What an odd sort of day I've had. And an odd sort of week.
School was pretty good this week, lots to do, but good. And now it's half term so I'm busting a gut trying to write 29 school reports which I don't really have a clue what I'm doing with... nice. But I've done 12 now so only another 17 to go. Although stupidly I left the hard ones till last. Sigh.
So, before I discuss the oddness of my day, I will just say this. I don't get all the fuss about Susan Boyle. I wasn't blown away by I dreamed a dream, and was even less so by Memories tonight. She's got an okay voice, better than a lot of people, but I just don't get all this hype. I don't understand why she's suddenly become this global superstar. And I think she's at real risk from being exploited because I genuinely don't think she knows how big it's all blown up. But yeah, I just don't get it. I think she's okay, but I think there are acts in Britain's got Talent that are much better, and I don't think it would be fair for them to be pushed aside, which I think there is a real danger of.
Anyway, my day.

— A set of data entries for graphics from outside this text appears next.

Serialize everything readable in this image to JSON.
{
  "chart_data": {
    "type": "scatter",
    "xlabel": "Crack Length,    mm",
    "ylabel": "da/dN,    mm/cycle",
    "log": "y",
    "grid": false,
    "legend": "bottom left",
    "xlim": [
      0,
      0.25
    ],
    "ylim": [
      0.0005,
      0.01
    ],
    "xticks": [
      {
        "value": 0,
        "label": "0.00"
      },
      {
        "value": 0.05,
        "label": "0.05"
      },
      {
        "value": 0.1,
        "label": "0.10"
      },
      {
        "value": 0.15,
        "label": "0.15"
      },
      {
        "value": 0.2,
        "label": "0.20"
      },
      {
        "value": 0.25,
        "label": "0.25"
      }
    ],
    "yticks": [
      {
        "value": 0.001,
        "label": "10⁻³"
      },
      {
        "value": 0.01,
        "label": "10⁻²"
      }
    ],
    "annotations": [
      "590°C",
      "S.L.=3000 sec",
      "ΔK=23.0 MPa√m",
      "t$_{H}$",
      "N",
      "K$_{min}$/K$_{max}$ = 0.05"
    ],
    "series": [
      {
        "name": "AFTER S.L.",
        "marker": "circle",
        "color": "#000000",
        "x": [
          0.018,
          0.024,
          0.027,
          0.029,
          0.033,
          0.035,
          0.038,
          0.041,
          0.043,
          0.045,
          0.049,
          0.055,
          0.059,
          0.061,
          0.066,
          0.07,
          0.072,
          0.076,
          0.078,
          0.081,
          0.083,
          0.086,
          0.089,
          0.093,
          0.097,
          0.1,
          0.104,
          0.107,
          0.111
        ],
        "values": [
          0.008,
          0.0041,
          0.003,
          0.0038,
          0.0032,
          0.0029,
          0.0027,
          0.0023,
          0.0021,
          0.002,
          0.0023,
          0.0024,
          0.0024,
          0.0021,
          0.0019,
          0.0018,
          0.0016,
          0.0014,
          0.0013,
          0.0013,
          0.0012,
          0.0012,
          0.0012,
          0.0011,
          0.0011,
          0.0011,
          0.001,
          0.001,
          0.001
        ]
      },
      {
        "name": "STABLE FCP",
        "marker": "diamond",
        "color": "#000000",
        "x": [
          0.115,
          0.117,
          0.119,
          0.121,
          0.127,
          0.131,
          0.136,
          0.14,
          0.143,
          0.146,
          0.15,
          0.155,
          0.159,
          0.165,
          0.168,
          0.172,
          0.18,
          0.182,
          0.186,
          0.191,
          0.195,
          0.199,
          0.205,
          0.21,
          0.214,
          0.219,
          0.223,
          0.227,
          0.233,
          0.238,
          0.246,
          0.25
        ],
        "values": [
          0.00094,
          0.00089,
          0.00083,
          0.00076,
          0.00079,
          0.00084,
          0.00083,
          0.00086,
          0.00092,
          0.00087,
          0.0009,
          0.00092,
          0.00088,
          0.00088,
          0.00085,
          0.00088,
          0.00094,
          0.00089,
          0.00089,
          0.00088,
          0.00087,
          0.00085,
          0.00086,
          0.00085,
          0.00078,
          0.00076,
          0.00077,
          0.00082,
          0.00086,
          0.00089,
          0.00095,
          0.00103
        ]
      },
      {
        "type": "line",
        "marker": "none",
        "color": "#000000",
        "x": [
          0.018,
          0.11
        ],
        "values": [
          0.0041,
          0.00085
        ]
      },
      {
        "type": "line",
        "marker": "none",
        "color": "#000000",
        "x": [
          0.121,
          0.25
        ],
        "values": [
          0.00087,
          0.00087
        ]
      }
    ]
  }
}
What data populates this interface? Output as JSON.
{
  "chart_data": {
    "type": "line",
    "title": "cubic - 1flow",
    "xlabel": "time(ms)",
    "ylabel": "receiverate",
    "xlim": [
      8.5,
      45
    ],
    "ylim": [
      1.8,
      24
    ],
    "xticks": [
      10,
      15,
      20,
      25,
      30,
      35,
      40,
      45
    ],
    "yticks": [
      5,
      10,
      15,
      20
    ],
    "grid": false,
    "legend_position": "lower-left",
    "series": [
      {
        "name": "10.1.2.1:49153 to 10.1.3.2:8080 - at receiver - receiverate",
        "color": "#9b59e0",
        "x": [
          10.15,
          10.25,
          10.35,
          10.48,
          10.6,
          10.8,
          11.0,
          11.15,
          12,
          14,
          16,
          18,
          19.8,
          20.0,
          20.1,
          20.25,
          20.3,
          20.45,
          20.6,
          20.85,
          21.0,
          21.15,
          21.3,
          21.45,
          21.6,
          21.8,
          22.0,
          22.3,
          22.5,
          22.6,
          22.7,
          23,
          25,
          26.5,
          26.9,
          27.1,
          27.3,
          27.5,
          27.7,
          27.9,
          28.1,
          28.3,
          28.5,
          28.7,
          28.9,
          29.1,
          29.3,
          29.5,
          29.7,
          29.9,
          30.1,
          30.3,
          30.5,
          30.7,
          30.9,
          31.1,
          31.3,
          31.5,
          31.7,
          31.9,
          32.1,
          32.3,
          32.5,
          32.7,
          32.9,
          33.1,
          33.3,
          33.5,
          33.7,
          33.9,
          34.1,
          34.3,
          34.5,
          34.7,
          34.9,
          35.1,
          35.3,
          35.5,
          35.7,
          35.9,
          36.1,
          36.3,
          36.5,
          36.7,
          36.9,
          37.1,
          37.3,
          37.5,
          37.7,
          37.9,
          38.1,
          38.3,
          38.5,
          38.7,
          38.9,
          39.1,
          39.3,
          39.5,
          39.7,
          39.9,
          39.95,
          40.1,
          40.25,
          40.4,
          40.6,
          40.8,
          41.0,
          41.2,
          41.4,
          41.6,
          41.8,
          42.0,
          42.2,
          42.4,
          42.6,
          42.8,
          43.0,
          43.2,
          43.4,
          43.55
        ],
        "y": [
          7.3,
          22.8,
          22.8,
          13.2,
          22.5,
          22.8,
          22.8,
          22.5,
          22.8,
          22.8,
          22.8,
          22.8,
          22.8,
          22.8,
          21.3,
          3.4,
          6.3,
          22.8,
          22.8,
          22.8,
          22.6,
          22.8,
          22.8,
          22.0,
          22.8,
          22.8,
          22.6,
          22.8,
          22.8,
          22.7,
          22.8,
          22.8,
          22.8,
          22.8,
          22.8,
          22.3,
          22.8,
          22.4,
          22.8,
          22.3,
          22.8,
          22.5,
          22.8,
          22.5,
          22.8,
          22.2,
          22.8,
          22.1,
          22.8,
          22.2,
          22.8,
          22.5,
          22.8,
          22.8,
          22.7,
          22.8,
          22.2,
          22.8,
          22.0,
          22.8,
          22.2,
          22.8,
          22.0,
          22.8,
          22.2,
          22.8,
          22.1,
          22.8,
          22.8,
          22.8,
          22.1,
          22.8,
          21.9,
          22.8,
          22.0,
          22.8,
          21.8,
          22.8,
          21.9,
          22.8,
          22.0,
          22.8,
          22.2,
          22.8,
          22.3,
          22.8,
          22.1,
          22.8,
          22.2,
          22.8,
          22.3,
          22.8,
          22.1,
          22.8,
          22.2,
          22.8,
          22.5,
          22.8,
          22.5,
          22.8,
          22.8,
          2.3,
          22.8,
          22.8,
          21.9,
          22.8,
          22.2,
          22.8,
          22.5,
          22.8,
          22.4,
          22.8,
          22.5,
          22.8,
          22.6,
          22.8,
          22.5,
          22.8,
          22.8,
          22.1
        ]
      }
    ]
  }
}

Well, I woke up about 9, but was in one of those weird dream half awake things for a few minutes and thought it was 4 in the afternoon. So that was bizarre. Went off out to pick up a few bits and did a big detour on the way home to enable me to have a good big drive because it was sunny and I had an amazing playlist on in the car. How good do some songs sound in the sunshine? I had totally cheesy stuff on, a bit of rock, a bit of dance, a bit of swing, loads of stuff. And things I haven't heard for years. It all started with Everything Changes by Take That, and as the intro kicked in I just thought, I wish it was still the 90s. I loved music in the 90s. I still do now, I just think there was so much good stuff around then. And there wasn't this domination of indie bands which we've had for the last few years, who all begin to sound the same after a while. I guess the 90s was kind of dominated by pop, so it goes in circles, but I have to admit, I am a bit of a pop fan. So a brilliant morning, singing away in the sunshine, thinking everything was pretty fab. And then sat and wrote some reports which wasn't very exciting, broke it up by going for a little walk to make the best of the weather. And was feeling fine until about 7, and since then I have just been getting more and more tense. I can't put my finger on really why, or what's brought it on, but my mind is just racing and worrying about things, and I'm feeling overwhelmed by the amount of things I have to do, even stupid little everyday things like ironing. So I watched a bit of TV to try and settle myself, and it got to 12 and I thought, I just don't want to go to bed. I am actually frightened of going to bed. How stupid is that? I haven't dreaded going to bed this much in months. For quite a while bedtime was the worst time of day. It was a time when I was totally alone, in the dark, with nothing but my thoughts. And those were the days where it took hours to get to sleep, where I would wake up a couple of times a night in a panic. And I'm frightened that it's starting again. I have come so far and I don't want to go back again. I have been fighting and fighting and tonight I feel like there's no fight left in me, and I'm tired of fighting my way through. I just want it to be easy for a while. I know this post is turning into a self absorbed ramble, but I just thought if I could get some of this crap out of my head it might make it easier.
And I miss talking to people. Really talking. I'm on my own in the house this weekend, which is really nice actually, because I didn't really get any time to myself over Easter, so it is refreshing to just be able to chill on my own, and I'm fine in my own company. But just in general I miss talking to people. I still feel like I don't really have many solid friends back here. I have a lot of acquaintances, and I do have some close friends, but it still feels quite lonely here. I feel a lot of the time like I am the person arranging things and like people only come along to stuff if there's not a better offer. Which might just be my insecurities, but that's how it feels. And I've always found really talking to people hard, because I cover up my emotions with humour a lot as a way of protecting myself I suppose. So I have to be really close to someone to talk totally honestly, and those friendships are rare. And most of the people I have those with are pretty far away. And MSN and phones are all very well and good but it's not the same is it? And it's easy to forget about a text or an email if you're busy when you receive it.
Oh goodness, what a whingebucket. Right, I'm going to brave going off to bed, and hopefully tomorrow I will wake up okay, and if I don't, well then I will just have to go back to the old "keeping myself busy" plan.